There’s a lot of talk going around that Facebook is deleting your photos, but that’s not the whole story.

Facebook seems to be the social media platform that everyone loves to hate, yet everyone seems to use it. At least that’s the way it feels every time a new click bait headline floats around, insisting that Facebook is going to start charging a user fee, start selling the pictures of your four-year-old son, and every other iteration of a “news” article about the big bad platform.

facebook moments

But some recent news from the company has morphed from a nugget of truth to an all-out witch hunt against Zuckerberg and Friends: that Facebook will delete your photos if you don’t switch them over to the Moments app.

Backing up, Facebook launched the Messenger app some time ago, and there was intense pressure  to make users switch to sending messages in the mobile app version through the new app instead of going to the mobile site and clicking the little message balloon. Messenger was designed to help both users and the team whose job it is to magically make your every thought reach its intended recipient–for free.
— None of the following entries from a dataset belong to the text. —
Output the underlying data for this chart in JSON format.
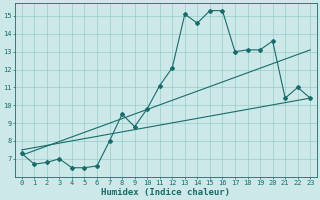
{
  "title": "",
  "xlabel": "Humidex (Indice chaleur)",
  "ylabel": "",
  "xlim": [
    -0.5,
    23.5
  ],
  "ylim": [
    6.0,
    15.7
  ],
  "yticks": [
    7,
    8,
    9,
    10,
    11,
    12,
    13,
    14,
    15
  ],
  "xticks": [
    0,
    1,
    2,
    3,
    4,
    5,
    6,
    7,
    8,
    9,
    10,
    11,
    12,
    13,
    14,
    15,
    16,
    17,
    18,
    19,
    20,
    21,
    22,
    23
  ],
  "bg_color": "#cce8e8",
  "grid_color": "#99cccc",
  "line_color": "#1a6b6b",
  "main_x": [
    0,
    1,
    2,
    3,
    4,
    5,
    6,
    7,
    8,
    9,
    10,
    11,
    12,
    13,
    14,
    15,
    16,
    17,
    18,
    19,
    20,
    21,
    22,
    23
  ],
  "main_y": [
    7.3,
    6.7,
    6.8,
    7.0,
    6.5,
    6.5,
    6.6,
    8.0,
    9.5,
    8.8,
    9.8,
    11.1,
    12.1,
    15.1,
    14.6,
    15.3,
    15.3,
    13.0,
    13.1,
    13.1,
    13.6,
    10.4,
    11.0,
    10.4
  ],
  "line2_x": [
    0,
    23
  ],
  "line2_y": [
    7.2,
    13.1
  ],
  "line3_x": [
    0,
    23
  ],
  "line3_y": [
    7.5,
    10.4
  ],
  "marker_size": 2.0,
  "linewidth": 0.8,
  "tick_fontsize": 5.0,
  "xlabel_fontsize": 6.5
}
Now, Facebook has launched a new app, Moments, and it’s got social media users up in arms once again. The headlines claim that Facebook is going to delete your photos if you don’t “switch” them over to the new Moments app, but again, that’s not actually the case.
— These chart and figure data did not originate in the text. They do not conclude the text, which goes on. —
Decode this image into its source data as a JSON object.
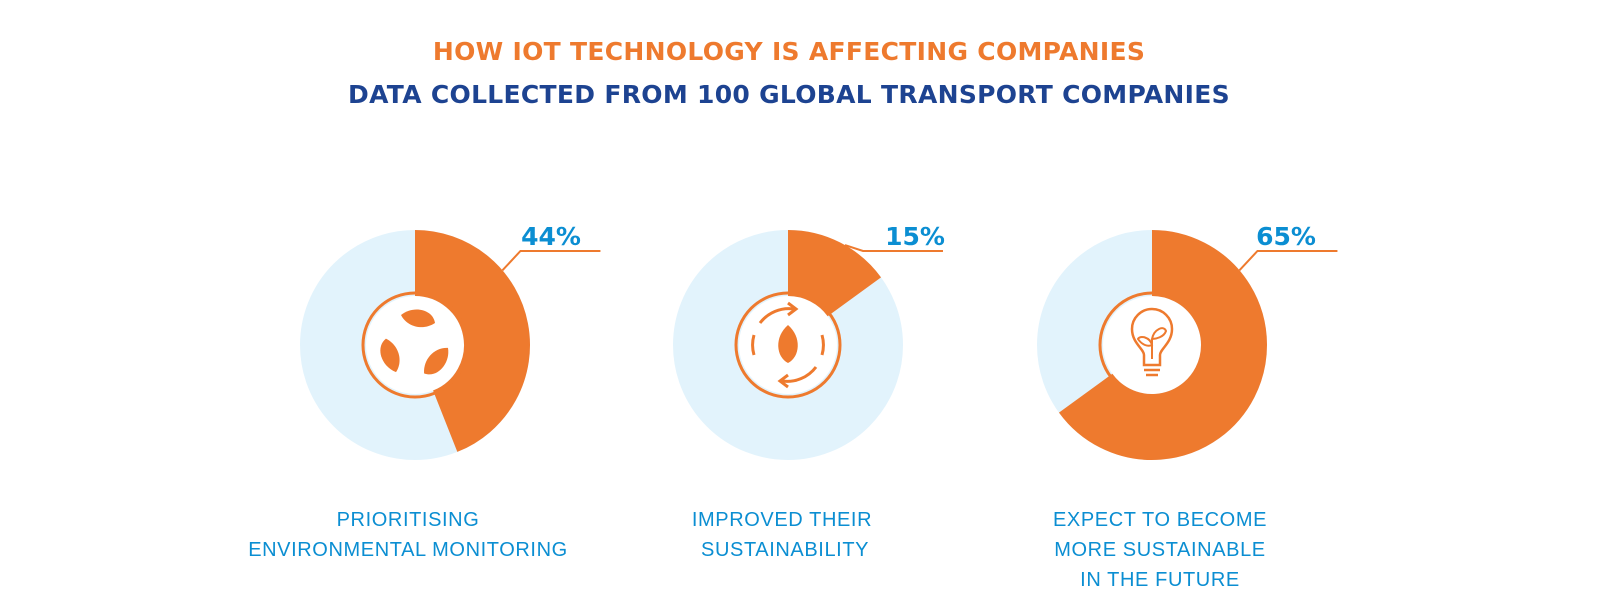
{
  "header": {
    "title": "HOW IOT TECHNOLOGY IS AFFECTING COMPANIES",
    "subtitle": "DATA COLLECTED FROM 100 GLOBAL TRANSPORT COMPANIES"
  },
  "colors": {
    "accent": "#ee7a2e",
    "track": "#e2f3fc",
    "percent_text": "#0b8ed2",
    "caption_text": "#0b8ed2",
    "subtitle_text": "#1d4391"
  },
  "chart_data": [
    {
      "type": "pie",
      "value": 44,
      "value_label": "44%",
      "caption_lines": [
        "PRIORITISING",
        "ENVIRONMENTAL MONITORING"
      ],
      "icon": "recycle-leaves-icon"
    },
    {
      "type": "pie",
      "value": 15,
      "value_label": "15%",
      "caption_lines": [
        "IMPROVED THEIR",
        " SUSTAINABILITY"
      ],
      "icon": "cycle-leaf-icon"
    },
    {
      "type": "pie",
      "value": 65,
      "value_label": "65%",
      "caption_lines": [
        "EXPECT TO BECOME",
        "MORE SUSTAINABLE",
        "IN THE FUTURE"
      ],
      "icon": "eco-lightbulb-icon"
    }
  ]
}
Some time ago, Facebook allowed an opt-in feature for instant upload from your smartphone’s camera roll to a private album on your Facebook account. This basically amounted to free, unlimited cloud storage for your pictures, letting you snap a photo, shift it over to a private album, then delete it off your phone in order to free up space. The idea was that you could turn those photos into a Facebook or Instagram post later, as well as download them, send them over to a photo sharing site, order prints, or more.

Unfortunately, as we all know from our own camera phone behaviour, a lot of those photos never went anywhere else. Facebook has been footing the bill for storing its billion-plus users’ photos, and getting nothing from it. They’ve ever so politely asked that their users either sync these photos to the servers that power Moments, or delete them if they have no plans to do anything with them. Anyone who fails to courteously do so will find that the unsynced photos will disappear by July 7th.

It’s interesting how many people have taken the stance that this is yet another attempt by Facebook to “force” users to download their newest app. It begs the question: has social media become such a part of our lives that we see a company’s attempt to streamline its own free service as an infringement on our rights?